5. What’s the actual effect size in real units? A study can be statistically significant and still show an effect too small to matter. If the study reports a p-value but not the actual improvement in the treatment group versus control - in numbers you can understand - the omission is probably deliberate.

6. Is the study being cited accurately? Sometimes the problem isn’t the study - it’s the citation. A trial showing that curcumin reduces an inflammatory marker in blood samples gets cited as proof that it “reduces inflammation” or “treats arthritis.” Check whether the claim matches what the study actually measured. A mechanism (reduces CRP) is not the same thing as an outcome (improves joint pain and function).

7. Has it been replicated? One study - even a good one - is provisional. Replication by independent researchers, ideally in different populations, is what moves a finding from “interesting” to “probably real.” If every claim about a supplement traces back to the same 30-person trial from 2015, the evidence base is thin regardless of how many websites cite it.

The study-type hierarchy: what different designs can and can’t tell you
#

Meta-analyses and systematic reviews sit at the top. They pool results from multiple studies, increasing statistical power and reducing the influence of any single biased trial. A Cochrane review - widely considered the gold standard - is systematic, pre-registered, and conducted by independent researchers. When a Cochrane review says a supplement works (or doesn’t), that’s the strongest evidence available.

Randomized controlled trials (RCTs) are the gold standard for individual studies. Random assignment controls for confounders (known and unknown). Blinding controls for placebo effects and expectation bias. A well-designed RCT can demonstrate causation, not just association. Most supplement trials that get cited are RCTs - but quality varies dramatically.

Observational studies (cohort studies, case-control studies) can show associations at population scale but can’t prove causation. They generate hypotheses. They don’t test them.

Animal studies and in vitro studies (petri dish, cell culture) generate hypotheses at even earlier stages. A compound that kills cancer cells in a dish or reduces inflammation in mice hasn’t been shown to do anything in humans. Most compounds that look promising in animal models fail in human trials. If the best evidence for a supplement comes from animal studies, the human evidence base doesn’t exist yet.

Case reports and anecdotes are the weakest form of evidence. An individual story of benefit (or harm) can generate hypotheses and detect safety signals. It can’t establish that a supplement works.

Putting it all together: the three questions that matter most
#

You don’t need to evaluate every statistical test in a paper. If you’re looking at a supplement claim, ask three things:

How big was the study? Small studies generate unreliable results. Look for sample sizes in the hundreds, not the dozens.

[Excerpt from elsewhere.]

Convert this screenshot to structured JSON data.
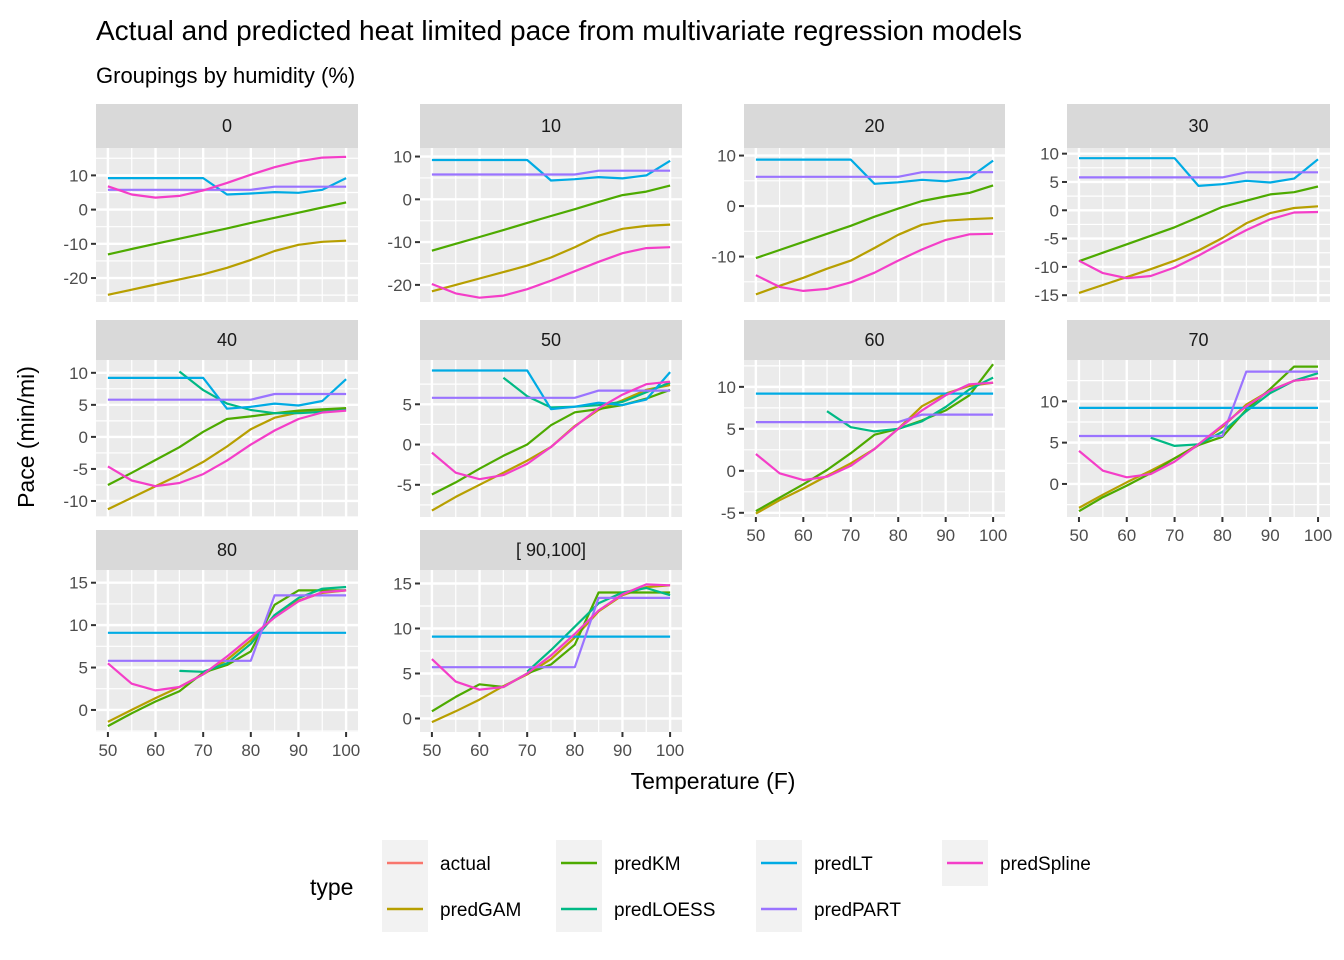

How big was the effect? The supplement industry loves statistical significance. You want clinical significance: an effect large enough that someone would notice. Ask for the actual numbers.

Who paid for it? Industry funding isn’t disqualifying, but it’s a reason to look for independent replication. If every positive study on a supplement was funded by the company that sells it, and the independent studies are all negative or null, the pattern tells you something.

The answers to those three questions will tell you more than the headline ever will. A supplement doesn’t need to be a miracle to be useful. But it does need evidence, and evidence is something you can learn to see for yourself.